We use to have a commerical haunt and we had many foggers die on us while using froggys fog. Unless you are using a fogger with a high wattage heater I would not recommend using froggys, you can not use their fog in a lower wattage fog machine (like the ones you buy at walmart, party stores, pretty much ones that cost $40 or below) as it will clog and destroy them. We talked to the people at the Haunt Fog (made by Grignard) booth at Midwest Haunters Convention, they told us you can use their fog formulas in any fog machine without any problems or clogging. I like the guys at froggys but the fact they didn't tell us about their fog not working in all types of fog machines really made me mad! Everyone has to make their own decision on who they want to buy fog from. We have not used haunt fog yet but based on our experience we will be buying our fog juice from haunt fog in the future.
If you have any liquid misting or spraying out of the front nozzel or pooled in the front of your fogger on what ever you have it sitting on, that is called "wet fog" and it means that your fog machine does not have a high enough wattage heater to properly heat up the type and/or brand of fog juice and turn it into fog. This will make your foggers clog up and die! No matter what type or brand of juice you are using this will be a warning sign you need to watch for.


----------



## robp790 (Jan 8, 2008)

*Nice to know.*

I have never heard of this issue before. I just bought a gallon of Froggies swamp juice.
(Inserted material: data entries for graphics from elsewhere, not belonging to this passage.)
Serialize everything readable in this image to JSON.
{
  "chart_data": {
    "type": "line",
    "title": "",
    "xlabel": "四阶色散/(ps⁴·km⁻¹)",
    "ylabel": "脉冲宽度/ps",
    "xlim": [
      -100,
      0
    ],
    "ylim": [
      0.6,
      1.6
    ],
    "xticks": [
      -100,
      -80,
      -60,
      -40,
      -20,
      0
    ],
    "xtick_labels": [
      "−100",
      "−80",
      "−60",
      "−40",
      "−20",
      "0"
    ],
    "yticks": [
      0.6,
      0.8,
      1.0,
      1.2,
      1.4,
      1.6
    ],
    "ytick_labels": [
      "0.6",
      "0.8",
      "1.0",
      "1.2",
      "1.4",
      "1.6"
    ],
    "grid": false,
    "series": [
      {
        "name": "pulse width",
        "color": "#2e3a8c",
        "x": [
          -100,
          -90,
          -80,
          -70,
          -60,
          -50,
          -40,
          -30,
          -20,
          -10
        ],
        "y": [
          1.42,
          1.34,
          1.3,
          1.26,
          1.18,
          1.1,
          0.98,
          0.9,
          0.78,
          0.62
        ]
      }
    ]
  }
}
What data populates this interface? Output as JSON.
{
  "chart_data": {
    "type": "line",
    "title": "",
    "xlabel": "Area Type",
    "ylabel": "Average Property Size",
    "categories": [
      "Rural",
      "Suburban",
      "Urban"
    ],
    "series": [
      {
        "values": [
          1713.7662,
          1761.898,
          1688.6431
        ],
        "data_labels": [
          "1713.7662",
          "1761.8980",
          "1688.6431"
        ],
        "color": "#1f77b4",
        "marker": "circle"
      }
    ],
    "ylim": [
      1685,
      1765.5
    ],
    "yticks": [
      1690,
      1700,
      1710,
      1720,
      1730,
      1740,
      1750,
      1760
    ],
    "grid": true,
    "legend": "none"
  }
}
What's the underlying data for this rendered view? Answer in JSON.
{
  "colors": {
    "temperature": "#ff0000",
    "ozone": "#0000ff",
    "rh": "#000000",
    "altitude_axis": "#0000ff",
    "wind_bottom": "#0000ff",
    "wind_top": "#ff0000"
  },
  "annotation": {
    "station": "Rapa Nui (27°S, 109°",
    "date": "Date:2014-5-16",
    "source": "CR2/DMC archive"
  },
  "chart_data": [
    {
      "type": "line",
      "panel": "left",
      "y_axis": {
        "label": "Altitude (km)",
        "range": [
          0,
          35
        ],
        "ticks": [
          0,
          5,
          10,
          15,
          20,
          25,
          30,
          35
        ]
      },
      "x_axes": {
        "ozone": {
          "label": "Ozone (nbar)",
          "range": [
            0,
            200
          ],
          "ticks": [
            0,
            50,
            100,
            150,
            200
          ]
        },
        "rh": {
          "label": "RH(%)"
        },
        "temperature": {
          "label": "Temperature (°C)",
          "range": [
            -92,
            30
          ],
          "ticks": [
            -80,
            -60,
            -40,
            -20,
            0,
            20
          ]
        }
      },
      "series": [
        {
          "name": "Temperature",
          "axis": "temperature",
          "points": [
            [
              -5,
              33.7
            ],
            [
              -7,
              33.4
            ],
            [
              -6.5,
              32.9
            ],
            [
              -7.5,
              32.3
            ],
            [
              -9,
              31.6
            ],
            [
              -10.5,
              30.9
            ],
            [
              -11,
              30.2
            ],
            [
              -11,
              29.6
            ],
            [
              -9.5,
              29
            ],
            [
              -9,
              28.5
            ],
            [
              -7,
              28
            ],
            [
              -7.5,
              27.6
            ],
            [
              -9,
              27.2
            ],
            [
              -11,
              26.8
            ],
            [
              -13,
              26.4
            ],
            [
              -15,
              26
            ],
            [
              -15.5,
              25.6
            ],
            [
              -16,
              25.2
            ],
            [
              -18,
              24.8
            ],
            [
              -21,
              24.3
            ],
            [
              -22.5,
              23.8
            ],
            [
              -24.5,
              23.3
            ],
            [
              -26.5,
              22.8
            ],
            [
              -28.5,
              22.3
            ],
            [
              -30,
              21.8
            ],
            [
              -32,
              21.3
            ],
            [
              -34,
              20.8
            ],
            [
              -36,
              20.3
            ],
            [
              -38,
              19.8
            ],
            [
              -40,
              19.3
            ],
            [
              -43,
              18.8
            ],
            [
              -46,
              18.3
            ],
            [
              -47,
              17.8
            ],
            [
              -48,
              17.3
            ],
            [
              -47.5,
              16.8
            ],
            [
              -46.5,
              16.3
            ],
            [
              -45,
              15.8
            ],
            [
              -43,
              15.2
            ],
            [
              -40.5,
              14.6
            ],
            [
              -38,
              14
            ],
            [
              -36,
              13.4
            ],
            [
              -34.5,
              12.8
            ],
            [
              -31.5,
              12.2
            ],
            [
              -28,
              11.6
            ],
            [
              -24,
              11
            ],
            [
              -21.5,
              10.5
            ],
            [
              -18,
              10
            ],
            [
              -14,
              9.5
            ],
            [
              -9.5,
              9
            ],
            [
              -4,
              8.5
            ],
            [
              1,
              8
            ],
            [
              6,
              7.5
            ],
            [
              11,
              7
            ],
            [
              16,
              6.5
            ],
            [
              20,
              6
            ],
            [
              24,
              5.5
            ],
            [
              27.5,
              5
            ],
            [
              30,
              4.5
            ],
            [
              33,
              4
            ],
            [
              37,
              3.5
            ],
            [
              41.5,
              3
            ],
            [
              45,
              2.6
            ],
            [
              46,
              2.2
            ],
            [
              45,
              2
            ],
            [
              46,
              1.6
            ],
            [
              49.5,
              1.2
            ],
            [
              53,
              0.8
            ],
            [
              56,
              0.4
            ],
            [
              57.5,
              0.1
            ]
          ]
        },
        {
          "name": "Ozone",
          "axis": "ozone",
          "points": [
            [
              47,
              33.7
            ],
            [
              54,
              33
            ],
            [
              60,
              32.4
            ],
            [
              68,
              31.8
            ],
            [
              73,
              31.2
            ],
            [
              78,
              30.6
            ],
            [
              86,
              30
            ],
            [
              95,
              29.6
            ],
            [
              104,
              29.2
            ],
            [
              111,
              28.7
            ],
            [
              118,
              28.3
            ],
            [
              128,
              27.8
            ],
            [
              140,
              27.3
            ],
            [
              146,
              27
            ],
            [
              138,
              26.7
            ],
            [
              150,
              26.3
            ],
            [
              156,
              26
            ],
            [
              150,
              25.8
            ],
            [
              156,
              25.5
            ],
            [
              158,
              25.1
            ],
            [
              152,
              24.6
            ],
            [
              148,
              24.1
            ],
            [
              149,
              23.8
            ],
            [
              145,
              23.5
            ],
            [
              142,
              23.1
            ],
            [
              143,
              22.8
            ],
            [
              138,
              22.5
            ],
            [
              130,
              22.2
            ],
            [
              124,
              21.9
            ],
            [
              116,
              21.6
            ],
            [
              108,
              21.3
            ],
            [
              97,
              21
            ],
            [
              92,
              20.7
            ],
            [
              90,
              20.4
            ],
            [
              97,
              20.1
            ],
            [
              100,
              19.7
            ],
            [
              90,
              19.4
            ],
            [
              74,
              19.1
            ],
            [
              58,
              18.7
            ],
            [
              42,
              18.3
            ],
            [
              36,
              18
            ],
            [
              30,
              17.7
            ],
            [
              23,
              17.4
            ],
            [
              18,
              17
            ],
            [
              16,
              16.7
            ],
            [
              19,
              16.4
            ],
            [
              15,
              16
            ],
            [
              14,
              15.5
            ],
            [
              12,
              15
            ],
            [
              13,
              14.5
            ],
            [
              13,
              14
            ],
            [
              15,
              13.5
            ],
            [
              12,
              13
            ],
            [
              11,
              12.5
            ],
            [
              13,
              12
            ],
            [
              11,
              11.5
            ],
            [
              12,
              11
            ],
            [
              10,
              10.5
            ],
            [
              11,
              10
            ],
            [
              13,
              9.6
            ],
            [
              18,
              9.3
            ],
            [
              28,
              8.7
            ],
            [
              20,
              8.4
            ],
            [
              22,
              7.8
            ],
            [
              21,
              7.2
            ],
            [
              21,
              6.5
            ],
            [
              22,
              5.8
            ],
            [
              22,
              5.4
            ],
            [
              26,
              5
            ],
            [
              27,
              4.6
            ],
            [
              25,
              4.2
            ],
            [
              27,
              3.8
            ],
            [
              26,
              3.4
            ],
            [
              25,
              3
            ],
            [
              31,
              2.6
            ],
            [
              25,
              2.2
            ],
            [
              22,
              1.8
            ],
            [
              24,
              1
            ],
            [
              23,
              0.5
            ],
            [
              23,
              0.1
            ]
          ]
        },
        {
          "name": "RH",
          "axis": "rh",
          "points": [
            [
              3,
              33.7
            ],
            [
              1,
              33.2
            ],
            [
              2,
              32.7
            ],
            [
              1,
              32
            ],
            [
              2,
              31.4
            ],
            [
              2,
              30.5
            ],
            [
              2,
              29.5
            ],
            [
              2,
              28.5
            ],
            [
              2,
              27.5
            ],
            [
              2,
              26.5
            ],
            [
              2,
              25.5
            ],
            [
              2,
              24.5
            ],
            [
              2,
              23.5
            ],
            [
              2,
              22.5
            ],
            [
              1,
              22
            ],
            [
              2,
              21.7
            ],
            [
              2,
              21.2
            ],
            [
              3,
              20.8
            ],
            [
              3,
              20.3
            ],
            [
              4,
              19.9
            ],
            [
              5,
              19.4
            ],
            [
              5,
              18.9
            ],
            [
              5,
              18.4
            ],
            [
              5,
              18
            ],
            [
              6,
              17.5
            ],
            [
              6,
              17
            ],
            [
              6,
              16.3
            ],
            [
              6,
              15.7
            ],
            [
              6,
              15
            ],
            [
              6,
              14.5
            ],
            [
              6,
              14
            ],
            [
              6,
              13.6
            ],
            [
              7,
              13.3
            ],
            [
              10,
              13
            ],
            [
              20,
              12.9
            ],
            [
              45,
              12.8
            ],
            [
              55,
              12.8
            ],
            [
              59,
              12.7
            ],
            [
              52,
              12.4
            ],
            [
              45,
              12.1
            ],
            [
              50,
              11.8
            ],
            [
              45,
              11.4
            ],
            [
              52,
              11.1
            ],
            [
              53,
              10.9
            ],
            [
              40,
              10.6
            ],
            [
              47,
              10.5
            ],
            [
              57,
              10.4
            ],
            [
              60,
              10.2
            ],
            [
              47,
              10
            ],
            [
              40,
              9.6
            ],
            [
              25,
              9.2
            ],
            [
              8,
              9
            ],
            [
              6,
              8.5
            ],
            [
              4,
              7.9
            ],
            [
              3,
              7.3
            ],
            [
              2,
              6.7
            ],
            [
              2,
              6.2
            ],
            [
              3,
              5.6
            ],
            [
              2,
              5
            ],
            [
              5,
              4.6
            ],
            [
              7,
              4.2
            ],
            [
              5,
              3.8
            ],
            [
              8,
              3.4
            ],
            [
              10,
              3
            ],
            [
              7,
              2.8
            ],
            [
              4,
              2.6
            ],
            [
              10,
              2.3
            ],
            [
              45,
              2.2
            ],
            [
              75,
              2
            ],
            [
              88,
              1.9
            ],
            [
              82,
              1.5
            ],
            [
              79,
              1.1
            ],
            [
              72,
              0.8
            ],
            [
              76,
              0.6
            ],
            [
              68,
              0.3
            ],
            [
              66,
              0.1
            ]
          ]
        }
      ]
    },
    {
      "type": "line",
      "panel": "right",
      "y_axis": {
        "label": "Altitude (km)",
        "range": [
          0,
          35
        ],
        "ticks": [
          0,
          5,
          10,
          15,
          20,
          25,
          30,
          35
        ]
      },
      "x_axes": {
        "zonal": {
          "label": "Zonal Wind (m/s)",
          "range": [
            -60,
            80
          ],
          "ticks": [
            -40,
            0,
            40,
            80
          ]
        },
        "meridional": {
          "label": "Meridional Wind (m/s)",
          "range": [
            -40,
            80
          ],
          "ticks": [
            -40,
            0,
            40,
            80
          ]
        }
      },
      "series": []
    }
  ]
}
I just got this flyer from Hauntfog yesterday and I was considering them for the future.


----------



## gmacted (Jan 18, 2006)

Check out coolstuffcheap. They sell 4 gallons of VEI fog juice for $59 plus shipping. I've used this fog juice for years and wouldn't use anything else in my fogger. It's high quality fog juice.


----------



## Psyc0 Walrus (Sep 1, 2009)

hmm welllll i just use the fog that my fog machine says is recommended for it lol. I use "Spirit Fog Juice" the only place that i've ever seen it is at http://www.spirithalloween.com/


----------



## charlie (Jul 9, 2007)

If you're serious about fog, go with Rosco. You get what you pay for and this is far and away the most dense, longest lasting fog I've ever seen.

Cedar Fair amusement parks use Rosco for their haunts.


----------



## Psyc0 Walrus (Sep 1, 2009)

charlie said:


> If you're serious about fog, go with Rosco. You get what you pay for and this is far and away the most dense, longest lasting fog I've ever seen.
> 
> Cedar Fair amusement parks use Rosco for their haunts.


idk i use spirit fog and it lasts pretty long as long as there is no wind.. the only complaint i have is it smells terrible! maybe this year ill look for scented fog XD


----------



## Haverghastasylum (Jan 10, 2008)

I have used spirit the past 5 years. Up untill last year it was great, long lasting and thick. I must have got a bad batch last year because as soon as the smoke exited the machine it was gone. I guess I'll give it another chance this year.


----------